DeWar sacudió la cabeza.

—No quiere saber nada. Pero YetAmidous y RuLeuin están hablando de esperar en la puerta del cuarto de Lattens esta tarde y exigirle que los escuche.

—¿Crees que lo hará?

—Creo que es posible. Pero también es posible que huya al verlos, que ordene a los guardias que los echen, o que los aparte sin hacerles caso o que los ataque. —Cogió su protector y le dio varias vueltas entre los dedos antes de devolverlo a su lugar en el tablero—. No sé lo que hará. Espero que los escuche. Espero que vuelva a comportarse con normalidad y reasuma el gobierno, que es lo que tendría que hacer. No puede seguir mucho tiempo así sin que los miembros de la junta militar empiecen a pensar que estaríamos mejor sin él. —Miró a Perrund a los ojos—. No puedo hablar con él —le dijo. Pensó que hablaba como un niño pequeño—. Literalmente, lo tengo prohibido. Si creyera que puedo decirle algo, lo haría, pero ha amenazado con retirarme del puesto si hablo sin su permiso expreso y creo que es capaz de hacerlo. Así que si quiero seguir protegiéndolo, debo permanecer en silencio. Sin embargo, alguien debe decirle a qué estado han llegado las cosas. Si YetAmidous y RuLeuin no tienen éxito esta tarde…

—¿Debería intentarlo yo, esta noche? —dijo Perrund con voz tensa.

DeWar bajó la mirada un instante y luego volvió a levantarla hacia ella.

—Siento tener que pedírtelo, Perrund. Solo puedo pedírtelo. Ni siquiera me atrevería a hacerlo si la situación no fuese desesperada. Pero lo es.

—Puede que no quiera escuchar a una concubina lisiada, DeWar.

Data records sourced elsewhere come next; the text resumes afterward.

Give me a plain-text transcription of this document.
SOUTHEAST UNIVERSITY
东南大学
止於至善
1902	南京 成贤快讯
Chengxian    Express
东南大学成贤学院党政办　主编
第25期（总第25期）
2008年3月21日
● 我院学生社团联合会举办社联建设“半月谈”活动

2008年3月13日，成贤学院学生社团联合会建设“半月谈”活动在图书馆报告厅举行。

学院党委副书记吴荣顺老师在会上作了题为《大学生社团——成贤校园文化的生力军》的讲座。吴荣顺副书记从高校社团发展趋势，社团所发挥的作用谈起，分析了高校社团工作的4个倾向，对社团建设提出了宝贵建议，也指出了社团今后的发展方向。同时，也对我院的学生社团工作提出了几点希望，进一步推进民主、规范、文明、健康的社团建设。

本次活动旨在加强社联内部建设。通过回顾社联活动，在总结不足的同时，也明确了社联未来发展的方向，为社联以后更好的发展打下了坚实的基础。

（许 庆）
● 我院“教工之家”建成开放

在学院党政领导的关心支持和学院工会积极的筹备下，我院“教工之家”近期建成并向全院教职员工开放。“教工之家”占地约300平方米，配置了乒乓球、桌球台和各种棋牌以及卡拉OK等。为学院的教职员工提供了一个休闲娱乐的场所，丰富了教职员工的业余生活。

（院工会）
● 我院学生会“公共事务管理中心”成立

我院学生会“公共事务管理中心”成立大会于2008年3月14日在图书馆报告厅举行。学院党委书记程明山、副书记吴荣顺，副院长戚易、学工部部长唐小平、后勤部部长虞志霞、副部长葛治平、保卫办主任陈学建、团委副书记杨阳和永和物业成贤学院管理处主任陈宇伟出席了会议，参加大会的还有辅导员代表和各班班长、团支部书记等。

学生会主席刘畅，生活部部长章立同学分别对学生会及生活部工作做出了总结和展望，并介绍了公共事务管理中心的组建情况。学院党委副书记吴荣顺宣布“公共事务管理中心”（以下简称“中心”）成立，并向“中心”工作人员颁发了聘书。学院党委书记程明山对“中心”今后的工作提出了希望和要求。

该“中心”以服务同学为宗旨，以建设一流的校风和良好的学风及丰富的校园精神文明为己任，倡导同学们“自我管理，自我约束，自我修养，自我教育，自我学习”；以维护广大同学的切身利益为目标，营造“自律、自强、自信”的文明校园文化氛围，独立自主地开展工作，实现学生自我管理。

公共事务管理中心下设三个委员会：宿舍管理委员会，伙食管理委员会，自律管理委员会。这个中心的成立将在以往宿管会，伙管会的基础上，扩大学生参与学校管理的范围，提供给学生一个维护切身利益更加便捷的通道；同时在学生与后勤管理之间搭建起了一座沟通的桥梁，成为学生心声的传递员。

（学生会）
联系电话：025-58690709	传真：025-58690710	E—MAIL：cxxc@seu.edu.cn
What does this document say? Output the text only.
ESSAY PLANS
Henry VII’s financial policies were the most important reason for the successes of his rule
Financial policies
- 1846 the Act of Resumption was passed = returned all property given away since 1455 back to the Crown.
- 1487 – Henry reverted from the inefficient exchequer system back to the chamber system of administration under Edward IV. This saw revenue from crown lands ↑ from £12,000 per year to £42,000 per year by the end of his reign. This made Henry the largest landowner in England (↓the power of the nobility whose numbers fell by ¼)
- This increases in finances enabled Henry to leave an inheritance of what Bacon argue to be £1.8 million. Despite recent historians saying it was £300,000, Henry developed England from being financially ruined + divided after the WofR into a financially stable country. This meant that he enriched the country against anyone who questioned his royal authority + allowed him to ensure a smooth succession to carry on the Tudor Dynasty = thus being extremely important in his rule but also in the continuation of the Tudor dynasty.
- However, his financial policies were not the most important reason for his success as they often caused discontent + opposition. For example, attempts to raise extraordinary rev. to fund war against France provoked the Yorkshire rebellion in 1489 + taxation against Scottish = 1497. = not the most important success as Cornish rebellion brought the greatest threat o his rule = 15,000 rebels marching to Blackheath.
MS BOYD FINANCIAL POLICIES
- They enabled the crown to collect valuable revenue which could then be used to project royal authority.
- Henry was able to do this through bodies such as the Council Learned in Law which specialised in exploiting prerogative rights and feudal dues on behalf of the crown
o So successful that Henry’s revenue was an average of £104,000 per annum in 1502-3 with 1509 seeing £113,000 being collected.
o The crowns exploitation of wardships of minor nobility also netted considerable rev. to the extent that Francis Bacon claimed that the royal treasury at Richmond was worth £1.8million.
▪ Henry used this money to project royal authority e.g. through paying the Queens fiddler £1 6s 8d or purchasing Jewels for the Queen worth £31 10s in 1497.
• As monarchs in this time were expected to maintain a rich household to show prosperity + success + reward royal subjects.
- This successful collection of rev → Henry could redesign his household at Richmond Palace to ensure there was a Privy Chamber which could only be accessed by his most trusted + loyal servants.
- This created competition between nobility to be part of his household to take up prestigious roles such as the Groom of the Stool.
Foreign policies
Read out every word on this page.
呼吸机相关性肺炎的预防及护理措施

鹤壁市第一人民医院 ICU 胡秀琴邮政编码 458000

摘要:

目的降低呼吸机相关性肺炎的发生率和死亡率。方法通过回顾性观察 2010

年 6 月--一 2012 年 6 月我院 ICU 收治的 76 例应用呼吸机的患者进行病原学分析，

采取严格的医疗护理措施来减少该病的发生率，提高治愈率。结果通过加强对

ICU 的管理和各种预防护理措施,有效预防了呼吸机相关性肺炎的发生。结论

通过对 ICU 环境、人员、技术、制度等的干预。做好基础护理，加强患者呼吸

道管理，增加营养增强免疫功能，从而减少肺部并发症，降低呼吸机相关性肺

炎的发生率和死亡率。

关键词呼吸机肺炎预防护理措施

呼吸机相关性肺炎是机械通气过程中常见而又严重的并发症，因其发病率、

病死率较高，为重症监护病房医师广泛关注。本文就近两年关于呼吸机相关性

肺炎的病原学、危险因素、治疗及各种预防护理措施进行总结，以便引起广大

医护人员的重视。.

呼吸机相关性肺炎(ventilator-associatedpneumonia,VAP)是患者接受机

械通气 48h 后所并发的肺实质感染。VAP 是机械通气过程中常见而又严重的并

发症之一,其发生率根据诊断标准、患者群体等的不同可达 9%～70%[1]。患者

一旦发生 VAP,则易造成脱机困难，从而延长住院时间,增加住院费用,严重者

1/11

—En este momento, Perrund, no hay nadie más. ¿Lo intentarás?

—Por supuesto. ¿Qué debo decirle?

—Lo que te he dicho. Que la guerra está a punto de perderse. Que Ralboute y Simalg están retrocediendo y que, aunque cabe la posibilidad de que se trate de una retirada ordenada, todo indica que no es así. Que la junta militar está descontenta con él, que sus miembros no pueden decidir lo que hay que hacer y que lo único en lo que están de acuerdo es en que un líder que no lidera no sirve de nada. Debe recuperar su confianza y su respeto antes de que sea demasiado tarde. La ciudad, y hasta el país entero, está empezando a darle la espalda. Cunde el descontento y corren rumores catastróficos y está empezando a extenderse una peligrosa nostalgia por lo que la gente llama «los viejos tiempos». Dile todo lo que pueda soportar, o todo cuanto tengas valor para decirle, señora, pero ten cuidado. Ya le ha levantado la mano a sus servidores, y no estaré allí para protegerte ni protegerlo a él.

Perrund lo miró con serenidad.

—Es muy difícil lo que me pides, DeWar.

—Lo es. Y siento tener que pedírtelo a ti, pero la situación es crítica. Si hay algo que pueda hacer para ayudarte, solo tienes que pedirlo, y lo haré si esta en mi mano.

Perrund aspiró hondo. Miró el tablero. Con una sonrisa vacilante, hizo un ademán hacia las piezas que los separaban y dijo:

—Bueno, podrías mover.

DeWar esbozó una sonrisa pequeña y triste, idéntica a la de ella.